Thursday, July 24, 2008

Ki Ageng Mengir (Bagian 2)

Cinta sejati

Diceritakan kembali oleh Satoto Kusasi


Bab 1

“Terimakasih engkau menerima saranku.”

“Nama yang bagus, Cahyo Kumolo. Aku akan berunding dengan kawan-kawan ku dan menentukan nama yang bagus.”

Pada akhirnya mereka menetapkan nama “Sandiawara Keliling Cahyo Kumolo” dengan singkatan SKCK. Penduduk dusun Randu Dadap sangat bangga akan warga barunya yang telah mendirikan SKCK.

SKCK menjadi terkenal dan menjadi pembicaraan umum di warung kopi diantara mereka.
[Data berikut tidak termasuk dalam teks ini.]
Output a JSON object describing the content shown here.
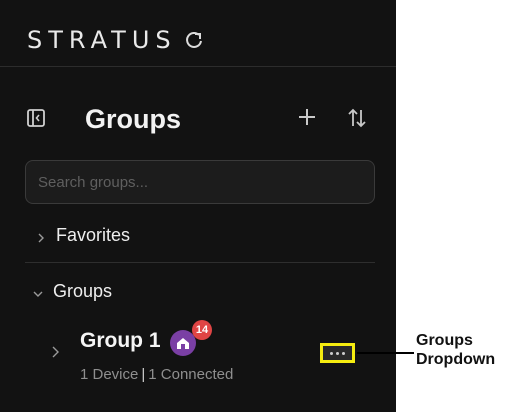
{
  "app": {
    "brand": "STRATUS"
  },
  "groups_panel": {
    "title": "Groups",
    "search_placeholder": "Search groups...",
    "sections": [
      {
        "label": "Favorites",
        "expanded": false
      },
      {
        "label": "Groups",
        "expanded": true
      }
    ],
    "items": [
      {
        "name": "Group 1",
        "badge_count": "14",
        "devices": "1 Device",
        "separator": "|",
        "connected": "1 Connected"
      }
    ]
  },
  "annotation": {
    "callout_line1": "Groups",
    "callout_line2": "Dropdown",
    "highlight_color": "#f5ec10"
  },
  "colors": {
    "panel_bg": "#121212",
    "avatar": "#7a3fa4",
    "badge": "#e04545"
  },
  "icons": [
    "refresh-icon",
    "sidebar-toggle-icon",
    "plus-icon",
    "sort-icon",
    "chevron-right-icon",
    "chevron-down-icon",
    "home-icon",
    "more-icon"
  ]
}
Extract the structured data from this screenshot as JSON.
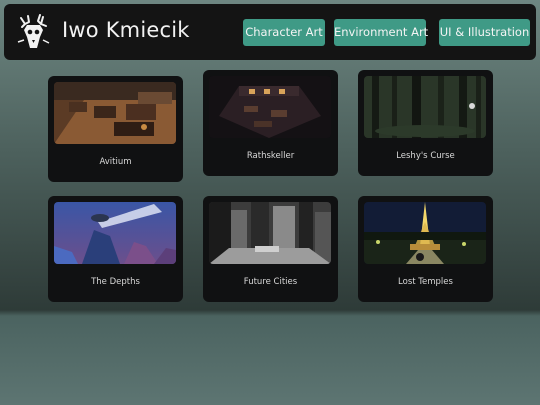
{
  "header": {
    "title": "Iwo Kmiecik",
    "logo_icon": "deer-skull-logo-icon",
    "nav": [
      {
        "label": "Character Art"
      },
      {
        "label": "Environment Art"
      },
      {
        "label": "UI & Illustration"
      }
    ]
  },
  "colors": {
    "header_bg": "#141414",
    "nav_button": "#3f9a86",
    "card_bg": "#101112"
  },
  "gallery": [
    {
      "title": "Avitium"
    },
    {
      "title": "Rathskeller"
    },
    {
      "title": "Leshy's Curse"
    },
    {
      "title": "The Depths"
    },
    {
      "title": "Future Cities"
    },
    {
      "title": "Lost Temples"
    }
  ]
}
Dikarenakan mereka berlatih setiap malam; suara pesinden Ayu Sekar mengalun dikesunyian dusun dan memanggil setiap warga yang merindukan wajah Ayu Sekar.
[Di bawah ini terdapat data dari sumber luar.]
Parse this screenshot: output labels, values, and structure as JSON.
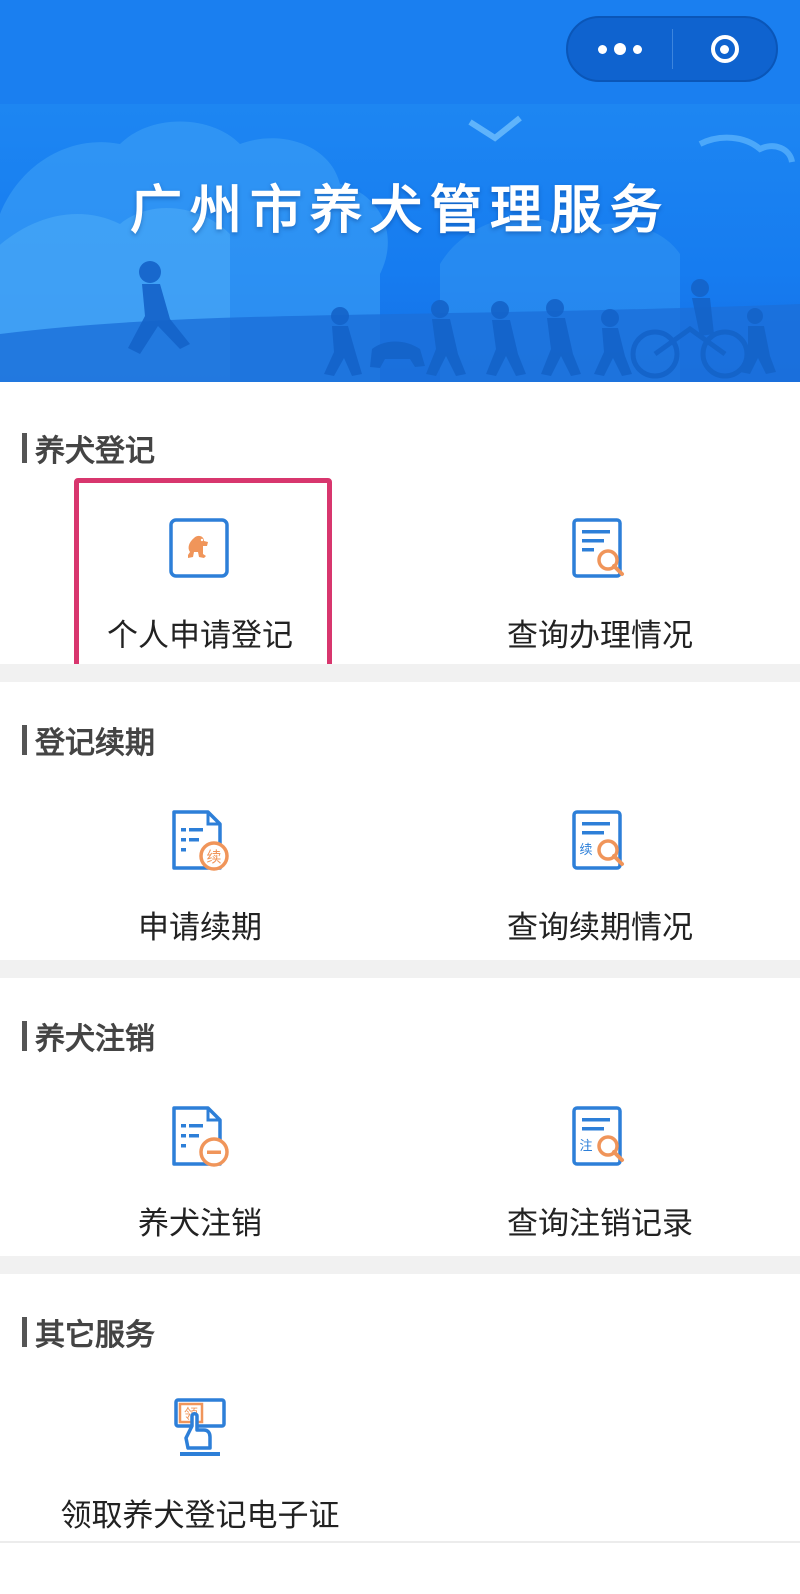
{
  "capsule": {
    "more_icon": "more-dots-icon",
    "close_icon": "target-circle-icon"
  },
  "banner": {
    "title": "广州市养犬管理服务"
  },
  "sections": [
    {
      "title": "养犬登记",
      "items": [
        {
          "label": "个人申请登记",
          "icon": "dog-registration-icon",
          "highlighted": true
        },
        {
          "label": "查询办理情况",
          "icon": "document-search-icon"
        }
      ]
    },
    {
      "title": "登记续期",
      "items": [
        {
          "label": "申请续期",
          "icon": "document-renew-icon",
          "badge": "续"
        },
        {
          "label": "查询续期情况",
          "icon": "renew-search-icon",
          "badge": "续"
        }
      ]
    },
    {
      "title": "养犬注销",
      "items": [
        {
          "label": "养犬注销",
          "icon": "document-cancel-icon"
        },
        {
          "label": "查询注销记录",
          "icon": "cancel-search-icon",
          "badge": "注"
        }
      ]
    },
    {
      "title": "其它服务",
      "items": [
        {
          "label": "领取养犬登记电子证",
          "icon": "claim-certificate-icon",
          "badge": "领"
        }
      ]
    }
  ],
  "colors": {
    "brand_blue": "#1a7ff0",
    "icon_blue": "#2d7fd8",
    "icon_orange": "#f0955a",
    "highlight_pink": "#d8366e"
  }
}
Pagelaran kedua akan diadakan di dusun Jatiwono atas undangan seorang petani kaya bernama Ki Ageng Galih. Tetapi kali ini Ki Ageng Galih mengutip setiap pengunjung dengan uang lima sen. Ki Ageng Galih tidak mau merugi. Dia telah berhitung untung dan ruginya dan dia percaya bahwa dia akan mendapat laba.

Pertunjukan sandiwara kali ini akan mengambil cerita “Damar Wulan”, akan diadakan dihalaman rumah Ki Ageng Galih. Ki Ageng Galih telah membangun podium dan tempat duduk bagi penonton secara darurat.
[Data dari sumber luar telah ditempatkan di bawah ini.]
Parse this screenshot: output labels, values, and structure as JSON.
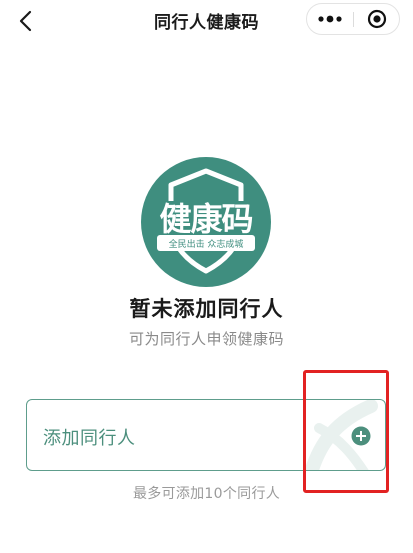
{
  "navbar": {
    "title": "同行人健康码",
    "back_icon": "chevron-left-icon",
    "more_icon": "more-dots-icon",
    "close_icon": "target-circle-icon"
  },
  "logo": {
    "main_text": "健康码",
    "slogan": "全民出击 众志成城",
    "color": "#3f8e7f"
  },
  "empty_state": {
    "title": "暂未添加同行人",
    "subtitle": "可为同行人申领健康码"
  },
  "add_card": {
    "label": "添加同行人",
    "icon": "plus-circle-icon",
    "accent_color": "#4c8f7d"
  },
  "hint": "最多可添加10个同行人",
  "annotation": {
    "color": "#e22222"
  }
}
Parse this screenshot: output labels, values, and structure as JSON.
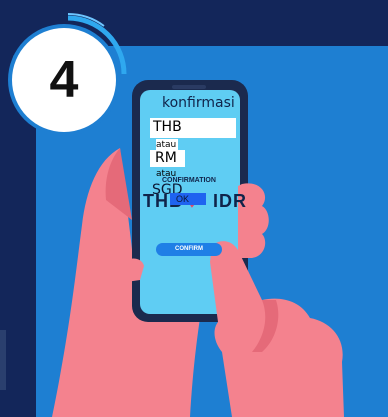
{
  "badge": {
    "number": "4"
  },
  "screen": {
    "title": "konfirmasi",
    "option_1": "THB",
    "separator_1": "atau",
    "option_2": "RM",
    "separator_2": "atau",
    "option_3": "SGD",
    "ok_label": "OK",
    "confirmation_heading": "CONFIRMATION",
    "rate_from": "THB",
    "rate_to": "IDR",
    "confirm_label": "CONFIRM"
  },
  "colors": {
    "background": "#13265a",
    "panel": "#1e7fd2",
    "phone_screen": "#5fcdf3",
    "hand": "#f4828e",
    "accent": "#1f63f0"
  }
}
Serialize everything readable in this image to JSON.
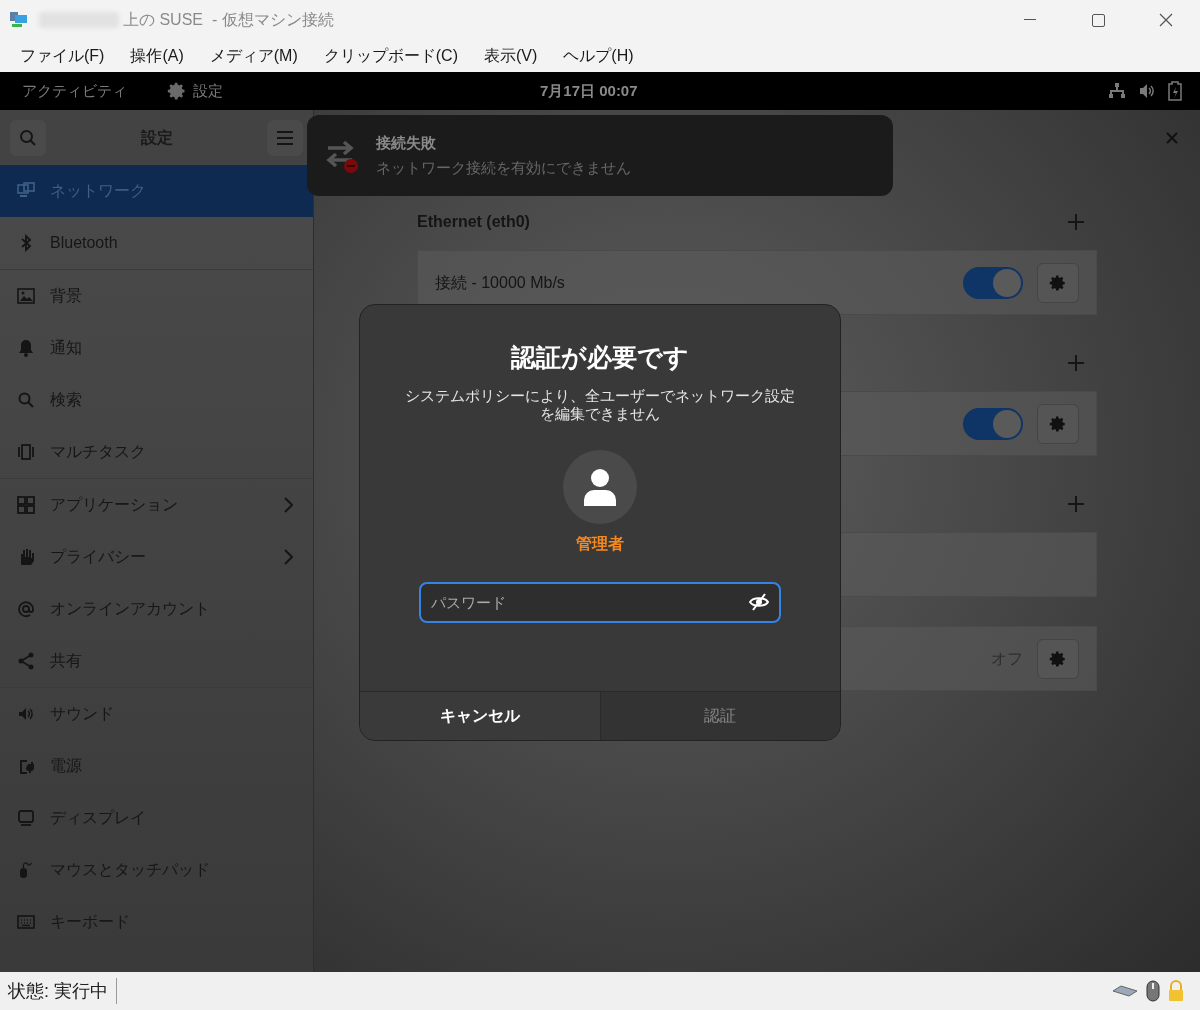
{
  "window": {
    "title": "上の SUSE  - 仮想マシン接続"
  },
  "menu": [
    "ファイル(F)",
    "操作(A)",
    "メディア(M)",
    "クリップボード(C)",
    "表示(V)",
    "ヘルプ(H)"
  ],
  "top_bar": {
    "activities": "アクティビティ",
    "app": "設定",
    "clock": "7月17日 00:07"
  },
  "sidebar": {
    "title": "設定",
    "groups": [
      [
        {
          "label": "ネットワーク",
          "selected": true,
          "submenu": false
        },
        {
          "label": "Bluetooth",
          "selected": false,
          "submenu": false
        }
      ],
      [
        {
          "label": "背景",
          "selected": false,
          "submenu": false
        },
        {
          "label": "通知",
          "selected": false,
          "submenu": false
        },
        {
          "label": "検索",
          "selected": false,
          "submenu": false
        },
        {
          "label": "マルチタスク",
          "selected": false,
          "submenu": false
        }
      ],
      [
        {
          "label": "アプリケーション",
          "selected": false,
          "submenu": true
        },
        {
          "label": "プライバシー",
          "selected": false,
          "submenu": true
        },
        {
          "label": "オンラインアカウント",
          "selected": false,
          "submenu": false
        },
        {
          "label": "共有",
          "selected": false,
          "submenu": false
        }
      ],
      [
        {
          "label": "サウンド",
          "selected": false,
          "submenu": false
        },
        {
          "label": "電源",
          "selected": false,
          "submenu": false
        },
        {
          "label": "ディスプレイ",
          "selected": false,
          "submenu": false
        },
        {
          "label": "マウスとタッチパッド",
          "selected": false,
          "submenu": false
        },
        {
          "label": "キーボード",
          "selected": false,
          "submenu": false
        }
      ]
    ]
  },
  "sections": [
    {
      "heading": "Ethernet (eth0)",
      "addable": true,
      "cards": [
        {
          "kind": "toggle",
          "label": "接続 - 10000 Mb/s",
          "on": true
        }
      ]
    },
    {
      "addable": true,
      "cards": [
        {
          "kind": "toggle",
          "on": true
        }
      ]
    },
    {
      "addable": true,
      "cards": [
        {
          "kind": "blank"
        }
      ]
    },
    {
      "addable": false,
      "cards": [
        {
          "kind": "status",
          "value": "オフ"
        }
      ]
    }
  ],
  "notification": {
    "title": "接続失敗",
    "body": "ネットワーク接続を有効にできません"
  },
  "dialog": {
    "title": "認証が必要です",
    "message": "システムポリシーにより、全ユーザーでネットワーク設定を編集できません",
    "user": "管理者",
    "password": {
      "placeholder": "パスワード"
    },
    "buttons": [
      {
        "label": "キャンセル",
        "disabled": false
      },
      {
        "label": "認証",
        "disabled": true
      }
    ]
  },
  "status_bar": {
    "state": "状態: 実行中"
  }
}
Pada malam pertunjukan, penonton datang berduyun-duyun ke rumah Ki Ageng Galih; mereka menjatuhkan uang lima sen kedalam bokor tanah sebagai uang tiket pembayaran.

Kembali para pemuda datang mendekati Ayu Sekar untuk berjabat tangan atau sekedar melihat muka Ayu Sekar yang cantik jelita dan ada yang berani duduk dekat Ayu Sekar. Ki Ageng Galih segera bertindak; mereka diusir oleh kesatuan keamanan.

Kembali seorang pemuda yang sama naik ke atas podium dan memberikan seikat bunga kepada Ayu Sekar. Ayu Sekar menerimanya dengan senyum dan ucapan terimakasih. Kali ini dia berpikir, “Nampaknya dia bukan sekedar mengagumi ku sebagai pesinden, tetapi dia telah jatuh cinta kepadaku. Jika sekiranya aku tidak mendapat tugas dari ayahku, aku akan pergi dengan dia; alangkah indahnya.”

Kembali para pemuda menjadi iri hati dengan sang pemuda yang berani memberi sekuntum bunga. Tapi sang pemuda sudah menghilang diantara kerumunan masa.

Pertunjukan usai sudah dengan sukses dan para penonton puas.

Ki Ageng Galih betul mendapat untung besar. Dia berpikir, “Aku tidak akan melepaskan “ayam bertelur emas” Aku akan menawarkan mereka untuk menetap dirumahku.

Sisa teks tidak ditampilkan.